Do Rato e dos homens
Não fossem os portugueses ainda com emprego ficar mesmerizados com os
recibos do ordenado de janeiro, o PS encenou, esta terça-feira, um
grandioso espetáculo no Rato. Coisa shakespeariana: um rei fraco rodeado
de lugares-tenentes aos gritos de deslealdade e conspiração ante o
anúncio de uma pretensão ao trono, uma reunião à porta fechada e um
final em que o monarca, depois de chamar e deixar chamar tudo a quem
possa pô-lo em causa, abraça o concorrente que não chega a sê-lo e
assume o compromisso de com ele trabalhar em prol da união do reino.
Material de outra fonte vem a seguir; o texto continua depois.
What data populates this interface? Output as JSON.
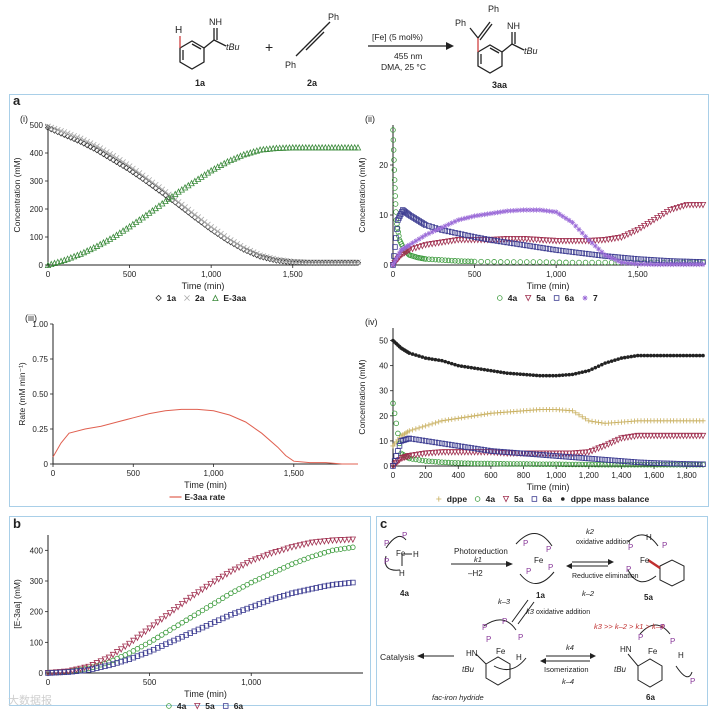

Em Shakespeare, como em geral, o pano nunca cai depois de uma cena
destas. É só o princípio da intriga e de sangrentas congeminações que
inevitavelmente nos revelam a natureza das personagens e da sua relação
com o poder. E que sabemos nós das personagens? Comecemos pelo rei. Há
um ano e meio no trono, não só tarda em mostrar o seu projeto e valor no
campo de batalha como se rodeia de uma corte apagada e sem chama que,
na noite de terça, mostrou também (com raras exceções, como a de
Zorrinho) ser vil. É um monarca que não hesita em recorrer ao insulto, à
ameaça e a insinuações de conspiração - chama desleais aos que com ele
não concordam e que o consideram inadequado, fala ou deixa que por ele
falem de "limpar o partido e o grupo parlamentar" (atribuído pela SIC,
na noite de terça, à direção socialista), acusa quem o defronta de
"querer regressar ao passado", dando alento aos boatos que dizem ser o
rei anterior a comandar, do exílio, a sublevação. Para, numa entrevista
na noite seguinte, fazer de magnânimo e amnésico, cumulando de elogios o
adversário da noite transata.
Quanto a este, alcaide valoroso e
respeitado, com legítimas aspirações ao trono, renunciou a bater-se por
ele quando ficou livre. Desde a coroação, porém, não perde uma ocasião
de demonstrar o seu desagrado e até desprezo pelo ora rei. Era, pois,
previsível que aglutinasse a esperança dos que consideram estar o reino
mal dirigido e veem nele a esperança da vitória contra o inimigo e a
salvação do povo. Como explicar, pois, que na famosa noite, quando todos
esperavam que se perfilasse como candidato ao trono - o que só pode
decorrer do facto de o ter confirmado aos próximos - se tenha ficado?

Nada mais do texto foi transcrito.